Masa jabatan hakim agung yang otomatis seumur hidup tidak menjamin lebih aman dari jerat korupsi politik. Hal itu menjadi pelajaran penting dari skandal gratifikasi Hakim Mahkamah Agung Amerika Serikat, Clarence Thomas yang terungkap dua bulan lalu. Thomas awalnya dilaporkan untuk fasilitas perjalanan mewah dari pengusaha pendonor Partai Republik.

Gratifikasi itu ia dapat selama dua dekade sejak menjadi hakim agung. Laporan investigasi media massa ProPublica terus berkembang pada gratifikasi lainnya berupa penerimaan pembayaran biaya sekolah untuk cucunya dan transaksi jual beli mencurigakan dari pengusaha yang sama.

“Formula masa jabatan seumur hidup atau punya batas waktu tertentu tidak ada yang pasti bisa menghindarkan hakim dari perilaku koruptif,” kata Peneliti Lembaga Kajian dan Advokasi Independensi Peradilan (LeIP) Muhammad Tanziel ‘Azhe’ Aziezi kepada Hukumonline. Azhe menilai integritas hakim agung atau hakim konstitusi di puncak peradilan tidak bisa dikontrol dengan sistem masa jabatan.

Baca Juga:

“Pelajaran dari Clarence Thomas adalah menyaring ketat sejak awal calon hakim agung. Periksa laporan harta kekayaannya dan integritasnya,” ujar Azhe mengusulkan. Perlu dicatat Thomas mulai menjabat pada tahun 1991 pada usia 43 tahun hingga kini. Pada saat itu Thomas sudah diisukan punya skandal soal pelecehan seksual.
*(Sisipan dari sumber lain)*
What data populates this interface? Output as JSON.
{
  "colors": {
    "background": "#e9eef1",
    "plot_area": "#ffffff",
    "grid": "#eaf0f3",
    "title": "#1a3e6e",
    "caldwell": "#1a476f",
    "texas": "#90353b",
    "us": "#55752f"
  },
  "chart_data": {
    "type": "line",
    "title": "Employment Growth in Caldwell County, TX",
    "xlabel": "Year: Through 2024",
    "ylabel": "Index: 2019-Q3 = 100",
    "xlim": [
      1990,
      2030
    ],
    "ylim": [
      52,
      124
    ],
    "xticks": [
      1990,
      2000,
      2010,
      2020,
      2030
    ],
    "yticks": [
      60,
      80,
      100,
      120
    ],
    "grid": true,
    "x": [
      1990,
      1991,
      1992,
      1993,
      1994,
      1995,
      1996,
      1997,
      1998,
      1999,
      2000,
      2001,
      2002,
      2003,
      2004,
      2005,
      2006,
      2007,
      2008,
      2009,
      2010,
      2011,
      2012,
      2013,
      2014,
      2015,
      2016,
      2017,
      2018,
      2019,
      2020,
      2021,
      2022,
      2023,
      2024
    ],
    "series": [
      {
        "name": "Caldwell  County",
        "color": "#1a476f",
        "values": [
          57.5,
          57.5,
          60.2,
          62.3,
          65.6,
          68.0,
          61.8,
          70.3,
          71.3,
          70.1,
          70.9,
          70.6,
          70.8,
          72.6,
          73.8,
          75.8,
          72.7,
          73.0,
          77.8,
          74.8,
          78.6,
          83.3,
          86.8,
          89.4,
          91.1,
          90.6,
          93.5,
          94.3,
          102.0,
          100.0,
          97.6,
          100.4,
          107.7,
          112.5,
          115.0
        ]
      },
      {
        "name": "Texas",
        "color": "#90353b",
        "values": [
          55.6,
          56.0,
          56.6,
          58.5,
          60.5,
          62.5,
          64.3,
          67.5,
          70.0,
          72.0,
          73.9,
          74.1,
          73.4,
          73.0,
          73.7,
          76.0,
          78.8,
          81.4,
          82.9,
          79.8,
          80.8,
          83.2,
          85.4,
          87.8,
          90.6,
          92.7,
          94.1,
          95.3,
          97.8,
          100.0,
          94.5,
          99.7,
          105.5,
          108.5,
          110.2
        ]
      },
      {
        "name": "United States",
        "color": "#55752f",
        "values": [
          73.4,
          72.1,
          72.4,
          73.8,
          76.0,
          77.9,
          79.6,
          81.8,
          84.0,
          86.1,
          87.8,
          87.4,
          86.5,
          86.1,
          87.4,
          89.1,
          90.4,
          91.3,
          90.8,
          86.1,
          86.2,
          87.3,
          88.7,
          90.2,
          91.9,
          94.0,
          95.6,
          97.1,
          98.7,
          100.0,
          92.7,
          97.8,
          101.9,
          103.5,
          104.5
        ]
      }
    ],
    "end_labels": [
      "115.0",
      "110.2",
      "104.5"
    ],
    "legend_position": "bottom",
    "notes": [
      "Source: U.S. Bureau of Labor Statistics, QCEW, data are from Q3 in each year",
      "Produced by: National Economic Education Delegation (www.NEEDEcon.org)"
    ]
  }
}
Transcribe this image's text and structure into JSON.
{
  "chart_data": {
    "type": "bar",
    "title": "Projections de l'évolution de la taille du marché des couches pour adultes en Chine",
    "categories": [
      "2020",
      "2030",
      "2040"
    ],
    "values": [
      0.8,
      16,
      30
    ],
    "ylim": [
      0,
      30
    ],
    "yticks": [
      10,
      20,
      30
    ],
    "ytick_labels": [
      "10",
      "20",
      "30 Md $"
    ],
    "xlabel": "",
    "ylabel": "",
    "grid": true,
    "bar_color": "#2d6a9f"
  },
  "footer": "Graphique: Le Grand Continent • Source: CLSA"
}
Toh, ia tetap lolos uji kepatutan oleh parlemen Amerika Serikat dan menjabat hakim agung.

Pendapat yang sama diungkapkan Ketua Bidang Sumber Daya Manusia, Advokasi, Hukum, Penelitian dan Pengembangan Komisi Yudisial, Binziad ‘Dafi’ Kadafi. Ia mengatakan “Pengaturan soal masa jabatan itu berpengaruh besar untuk menghindari intervensi hakim, tapi itu bukan satu-satunya faktor masalahnya”. Dafi menilai apa yang dialami Clarence Thomas tidak lepas dari adanya kesempatan. Pengawasan di antara sesama hakim sendiri sangat dibutuhkan.

Baik Azhe maupun Dafi sepakat bahwa pola pembatasan masa jabatan hakim agung dan hakim konstitusi di Indonesia saat ini masih bisa diandalkan. Catatan penting justru diarahkan pada seleksi sosok yang akan mengisi jabatan penting tersebut. Selain itu, pengawalan (pengawasan) harus dilakukan oleh pihak publik. Azhe menilai dunia akademik yang paling tepat ikut menjaga kualitas dan integritas hakim agung dan hakim konstitusi.